Sunday, June 9, 2019

Q&A with Len Boswell


Len Boswell is the author of the Simon Grave mystery series, which includes A Grave Misunderstanding and Simon Grave and the Curious Incident of the Cat in the Daytime

Q: How did you come up with the idea for your character Simon Grave, and did you know from the start that you'd be writing a series about him?

A: The idea for A Grave Misunderstanding came first. I thought it would be funny to write a locked-room mystery where the prime suspects were locked in the room, and not the murder victim. I needed a detective up to the task of this logic-defying situation. Someone who would have no problem ignoring logic. And thus, Simon Grave was born.

I chose “Simon” because I’ve always thought that name suggested supreme intelligence, and I chose “Grave” because I don’t think you can get more serious than that. And of course, the character Simon Grave is neither of those things, although he’d like to think he is.

I thought this would be a one-off book, but the more I thought about Simon, the more I knew that this would just be the beginning. And fortunately, my publisher agreed.

Q: How has your character evolved from the first book to the second?

A: His evolution from A Grave Misunderstanding to and through Simon Grave and the Curious Incident of the Cat in the Daytime is slight, which is intentional. Simon Grave is akin to the iconic Inspector Clouseau. As much as you want them to succeed and improve, you know that Clouseau is always going to be Clouseau and Grave is always going to be Grave.

To a point. He’s developing in small ways. I hope as the series unfolds that he will do better with women. He really doesn’t understand them or know how to approach them. He’s a bit like the town of Crab Cove, which is trying its best to cope with change, but failing miserably.

Q: You describe your books as "genre benders"--why is that?

A: The books are cozy mysteries at their core, but setting the murders in the future, in the 2050s, introduces a science fiction element. Robots and androids are everywhere, doing unexpected things, perhaps even murder. And all the books are intended to be funny, so there’s the comic element as well.

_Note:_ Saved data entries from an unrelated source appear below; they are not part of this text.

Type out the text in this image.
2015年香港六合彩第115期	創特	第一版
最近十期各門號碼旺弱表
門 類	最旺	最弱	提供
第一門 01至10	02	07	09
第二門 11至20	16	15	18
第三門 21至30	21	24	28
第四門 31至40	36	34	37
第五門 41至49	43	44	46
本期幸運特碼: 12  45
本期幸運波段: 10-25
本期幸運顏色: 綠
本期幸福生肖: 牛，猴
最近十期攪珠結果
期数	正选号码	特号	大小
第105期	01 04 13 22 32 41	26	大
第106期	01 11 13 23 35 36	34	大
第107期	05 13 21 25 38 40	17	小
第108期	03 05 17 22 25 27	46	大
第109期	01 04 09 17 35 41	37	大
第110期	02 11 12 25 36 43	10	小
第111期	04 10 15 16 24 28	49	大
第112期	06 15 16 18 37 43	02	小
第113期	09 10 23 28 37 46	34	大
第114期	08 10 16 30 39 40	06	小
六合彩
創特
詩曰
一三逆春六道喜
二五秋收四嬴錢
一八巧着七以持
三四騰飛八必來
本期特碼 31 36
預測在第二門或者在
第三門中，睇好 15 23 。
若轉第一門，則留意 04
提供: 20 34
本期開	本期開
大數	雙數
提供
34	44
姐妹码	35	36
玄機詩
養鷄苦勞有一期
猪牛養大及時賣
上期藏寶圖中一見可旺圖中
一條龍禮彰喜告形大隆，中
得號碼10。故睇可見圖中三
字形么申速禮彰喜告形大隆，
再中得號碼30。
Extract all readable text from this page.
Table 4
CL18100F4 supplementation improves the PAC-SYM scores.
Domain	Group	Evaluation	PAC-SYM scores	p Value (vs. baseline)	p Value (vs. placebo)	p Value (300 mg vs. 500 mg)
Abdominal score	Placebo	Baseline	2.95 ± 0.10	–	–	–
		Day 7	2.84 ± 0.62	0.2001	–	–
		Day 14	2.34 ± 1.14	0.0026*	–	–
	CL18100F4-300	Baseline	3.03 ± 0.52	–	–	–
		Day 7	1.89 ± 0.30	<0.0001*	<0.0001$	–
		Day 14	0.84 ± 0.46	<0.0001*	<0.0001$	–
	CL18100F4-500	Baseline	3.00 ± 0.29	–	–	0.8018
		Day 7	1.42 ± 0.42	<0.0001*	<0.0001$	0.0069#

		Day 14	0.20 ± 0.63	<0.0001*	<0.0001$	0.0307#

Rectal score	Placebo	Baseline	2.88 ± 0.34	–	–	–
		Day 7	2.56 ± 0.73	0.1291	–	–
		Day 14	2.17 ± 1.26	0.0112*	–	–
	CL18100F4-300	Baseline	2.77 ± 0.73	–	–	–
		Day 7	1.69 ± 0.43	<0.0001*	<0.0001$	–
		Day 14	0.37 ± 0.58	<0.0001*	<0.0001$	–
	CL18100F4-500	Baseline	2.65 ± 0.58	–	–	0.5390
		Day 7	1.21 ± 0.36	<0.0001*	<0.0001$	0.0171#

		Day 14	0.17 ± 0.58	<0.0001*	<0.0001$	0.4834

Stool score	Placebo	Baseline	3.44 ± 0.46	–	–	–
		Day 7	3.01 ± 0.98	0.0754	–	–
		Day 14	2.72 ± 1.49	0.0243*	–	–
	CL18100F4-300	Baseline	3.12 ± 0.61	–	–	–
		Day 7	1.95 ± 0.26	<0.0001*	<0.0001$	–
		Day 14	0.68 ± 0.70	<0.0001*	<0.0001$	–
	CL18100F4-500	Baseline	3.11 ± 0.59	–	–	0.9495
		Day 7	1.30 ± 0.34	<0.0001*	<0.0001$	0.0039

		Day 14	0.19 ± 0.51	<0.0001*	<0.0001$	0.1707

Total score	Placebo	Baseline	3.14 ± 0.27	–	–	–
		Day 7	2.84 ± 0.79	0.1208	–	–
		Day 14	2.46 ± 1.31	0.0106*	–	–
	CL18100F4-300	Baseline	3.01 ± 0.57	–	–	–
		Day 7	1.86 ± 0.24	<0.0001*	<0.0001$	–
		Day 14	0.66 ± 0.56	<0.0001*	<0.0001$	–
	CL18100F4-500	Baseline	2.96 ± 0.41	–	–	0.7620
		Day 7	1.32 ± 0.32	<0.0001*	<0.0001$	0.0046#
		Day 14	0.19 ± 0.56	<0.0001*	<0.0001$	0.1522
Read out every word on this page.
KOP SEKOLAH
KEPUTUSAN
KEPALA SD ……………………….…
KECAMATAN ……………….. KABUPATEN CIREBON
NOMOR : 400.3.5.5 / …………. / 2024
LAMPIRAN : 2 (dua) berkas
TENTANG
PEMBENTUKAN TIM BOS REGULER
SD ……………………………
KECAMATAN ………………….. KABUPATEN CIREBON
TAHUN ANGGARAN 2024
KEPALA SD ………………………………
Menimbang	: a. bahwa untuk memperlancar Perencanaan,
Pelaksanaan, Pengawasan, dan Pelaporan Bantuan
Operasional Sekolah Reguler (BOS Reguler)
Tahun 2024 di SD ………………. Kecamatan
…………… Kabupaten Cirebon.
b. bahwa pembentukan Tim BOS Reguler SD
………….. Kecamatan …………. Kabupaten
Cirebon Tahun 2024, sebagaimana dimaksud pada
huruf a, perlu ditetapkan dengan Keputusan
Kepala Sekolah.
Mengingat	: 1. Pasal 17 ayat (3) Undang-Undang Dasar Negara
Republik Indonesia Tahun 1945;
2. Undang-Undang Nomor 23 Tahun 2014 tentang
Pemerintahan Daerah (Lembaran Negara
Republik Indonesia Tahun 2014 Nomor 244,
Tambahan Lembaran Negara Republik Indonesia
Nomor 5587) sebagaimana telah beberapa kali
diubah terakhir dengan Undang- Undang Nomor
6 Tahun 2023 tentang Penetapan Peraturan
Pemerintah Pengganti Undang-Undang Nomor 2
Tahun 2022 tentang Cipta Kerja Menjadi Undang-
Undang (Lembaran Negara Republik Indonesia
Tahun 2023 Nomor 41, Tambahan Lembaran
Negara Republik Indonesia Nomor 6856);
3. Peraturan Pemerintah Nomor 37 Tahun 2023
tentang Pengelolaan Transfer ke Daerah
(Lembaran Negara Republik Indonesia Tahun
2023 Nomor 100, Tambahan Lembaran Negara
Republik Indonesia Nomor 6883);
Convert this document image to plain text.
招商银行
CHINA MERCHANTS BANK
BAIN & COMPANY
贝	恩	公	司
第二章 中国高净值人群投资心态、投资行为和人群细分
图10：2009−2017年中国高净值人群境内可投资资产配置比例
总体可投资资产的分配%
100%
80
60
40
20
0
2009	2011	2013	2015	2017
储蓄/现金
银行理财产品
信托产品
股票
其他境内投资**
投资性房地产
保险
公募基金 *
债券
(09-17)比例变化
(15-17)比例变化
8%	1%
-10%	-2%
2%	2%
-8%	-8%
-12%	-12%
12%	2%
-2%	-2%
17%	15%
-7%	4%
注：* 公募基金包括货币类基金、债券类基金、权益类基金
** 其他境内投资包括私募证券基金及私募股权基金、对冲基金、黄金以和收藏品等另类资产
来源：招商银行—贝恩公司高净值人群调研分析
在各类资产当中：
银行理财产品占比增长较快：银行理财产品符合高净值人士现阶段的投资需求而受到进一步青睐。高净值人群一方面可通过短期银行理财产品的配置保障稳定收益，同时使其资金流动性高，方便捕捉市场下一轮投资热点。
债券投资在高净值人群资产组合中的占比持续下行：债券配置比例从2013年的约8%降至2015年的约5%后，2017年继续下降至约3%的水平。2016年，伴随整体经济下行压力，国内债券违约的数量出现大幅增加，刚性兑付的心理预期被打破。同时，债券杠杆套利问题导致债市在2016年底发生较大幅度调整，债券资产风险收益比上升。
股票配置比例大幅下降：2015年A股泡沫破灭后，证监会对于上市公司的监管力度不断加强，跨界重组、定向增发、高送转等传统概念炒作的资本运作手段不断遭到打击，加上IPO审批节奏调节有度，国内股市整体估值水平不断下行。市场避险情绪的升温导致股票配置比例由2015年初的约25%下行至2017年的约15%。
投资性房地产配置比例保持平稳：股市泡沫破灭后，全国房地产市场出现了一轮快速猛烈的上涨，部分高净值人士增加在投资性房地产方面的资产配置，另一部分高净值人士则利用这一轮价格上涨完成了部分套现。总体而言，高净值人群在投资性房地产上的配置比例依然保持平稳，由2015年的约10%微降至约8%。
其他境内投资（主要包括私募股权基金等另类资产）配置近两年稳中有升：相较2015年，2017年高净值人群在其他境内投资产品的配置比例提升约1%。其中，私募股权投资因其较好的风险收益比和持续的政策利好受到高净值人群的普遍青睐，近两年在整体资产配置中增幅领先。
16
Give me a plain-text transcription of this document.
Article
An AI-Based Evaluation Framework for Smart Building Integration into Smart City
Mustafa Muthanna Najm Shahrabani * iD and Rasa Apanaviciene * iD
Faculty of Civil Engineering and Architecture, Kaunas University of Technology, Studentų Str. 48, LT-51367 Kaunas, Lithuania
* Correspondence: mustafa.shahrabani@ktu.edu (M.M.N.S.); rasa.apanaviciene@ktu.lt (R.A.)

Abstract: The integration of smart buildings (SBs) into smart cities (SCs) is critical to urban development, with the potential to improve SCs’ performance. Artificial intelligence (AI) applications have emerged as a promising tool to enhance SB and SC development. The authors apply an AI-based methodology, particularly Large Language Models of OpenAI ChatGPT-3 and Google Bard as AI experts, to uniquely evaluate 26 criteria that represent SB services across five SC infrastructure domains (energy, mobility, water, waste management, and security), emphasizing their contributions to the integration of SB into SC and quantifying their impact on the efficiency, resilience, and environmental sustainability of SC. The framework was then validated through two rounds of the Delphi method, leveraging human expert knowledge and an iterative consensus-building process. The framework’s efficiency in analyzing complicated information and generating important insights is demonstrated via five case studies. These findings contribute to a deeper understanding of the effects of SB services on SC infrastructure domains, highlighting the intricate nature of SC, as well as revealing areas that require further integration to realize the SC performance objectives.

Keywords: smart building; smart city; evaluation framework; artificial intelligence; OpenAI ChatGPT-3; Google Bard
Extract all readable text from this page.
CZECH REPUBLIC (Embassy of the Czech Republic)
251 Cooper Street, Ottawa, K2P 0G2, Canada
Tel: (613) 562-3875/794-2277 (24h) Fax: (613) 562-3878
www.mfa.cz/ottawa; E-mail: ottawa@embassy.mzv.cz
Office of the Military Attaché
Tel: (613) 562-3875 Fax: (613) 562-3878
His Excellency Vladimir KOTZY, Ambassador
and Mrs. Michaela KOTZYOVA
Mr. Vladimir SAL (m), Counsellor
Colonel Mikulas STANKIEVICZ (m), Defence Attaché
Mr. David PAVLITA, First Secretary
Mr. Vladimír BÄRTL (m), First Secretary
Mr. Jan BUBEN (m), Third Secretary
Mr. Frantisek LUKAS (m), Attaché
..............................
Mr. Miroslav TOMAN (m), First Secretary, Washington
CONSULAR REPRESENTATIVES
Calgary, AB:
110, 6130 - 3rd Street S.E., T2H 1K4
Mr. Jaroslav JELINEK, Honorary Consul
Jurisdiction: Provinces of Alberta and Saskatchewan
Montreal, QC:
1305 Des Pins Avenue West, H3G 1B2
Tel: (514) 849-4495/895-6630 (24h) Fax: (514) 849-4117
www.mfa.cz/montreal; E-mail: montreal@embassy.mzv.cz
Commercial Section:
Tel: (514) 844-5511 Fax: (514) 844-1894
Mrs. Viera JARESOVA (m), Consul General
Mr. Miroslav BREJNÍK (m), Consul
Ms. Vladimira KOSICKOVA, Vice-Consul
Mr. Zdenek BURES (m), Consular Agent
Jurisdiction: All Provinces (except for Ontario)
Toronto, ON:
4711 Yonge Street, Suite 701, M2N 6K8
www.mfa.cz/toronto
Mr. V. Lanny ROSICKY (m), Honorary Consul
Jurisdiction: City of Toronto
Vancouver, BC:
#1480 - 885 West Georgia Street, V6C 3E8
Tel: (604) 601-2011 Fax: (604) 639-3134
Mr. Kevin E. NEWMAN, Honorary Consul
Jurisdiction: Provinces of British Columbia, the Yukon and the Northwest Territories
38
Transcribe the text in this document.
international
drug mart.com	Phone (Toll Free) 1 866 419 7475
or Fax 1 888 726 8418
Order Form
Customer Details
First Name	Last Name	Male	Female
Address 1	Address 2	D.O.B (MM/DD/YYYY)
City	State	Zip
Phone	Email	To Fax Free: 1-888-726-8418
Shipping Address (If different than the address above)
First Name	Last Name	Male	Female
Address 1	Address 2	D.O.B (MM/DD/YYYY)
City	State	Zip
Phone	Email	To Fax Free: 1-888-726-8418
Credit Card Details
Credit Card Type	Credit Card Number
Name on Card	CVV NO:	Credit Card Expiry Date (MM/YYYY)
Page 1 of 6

Q: Did you need to do any research to write this series?

A: Not a lot. I did some research on the fly about the ins and outs of crabbing, but nothing much beyond that. I love thinking and reading about the future, so the various inventions and cultural changes are just my ideas about how things could evolve. Again, in funny ways and for funny reasons.

Q: What are you working on now?

A: I am a chapter or two away from completing the third Simon Grave mystery, which will be called Simon Grave and the Drone of the Basque Orvilles, an homage of sorts to Sir Arthur Conan Doyle’s The Hound of the Baskervilles. The book is scheduled for release on Feb. 6, 2020.

Q: Anything else we should know?

A: Readers can expect a new Simon Grave mystery every year. I’m already noodling on the fourth book, in fact, so be afraid, be very afraid.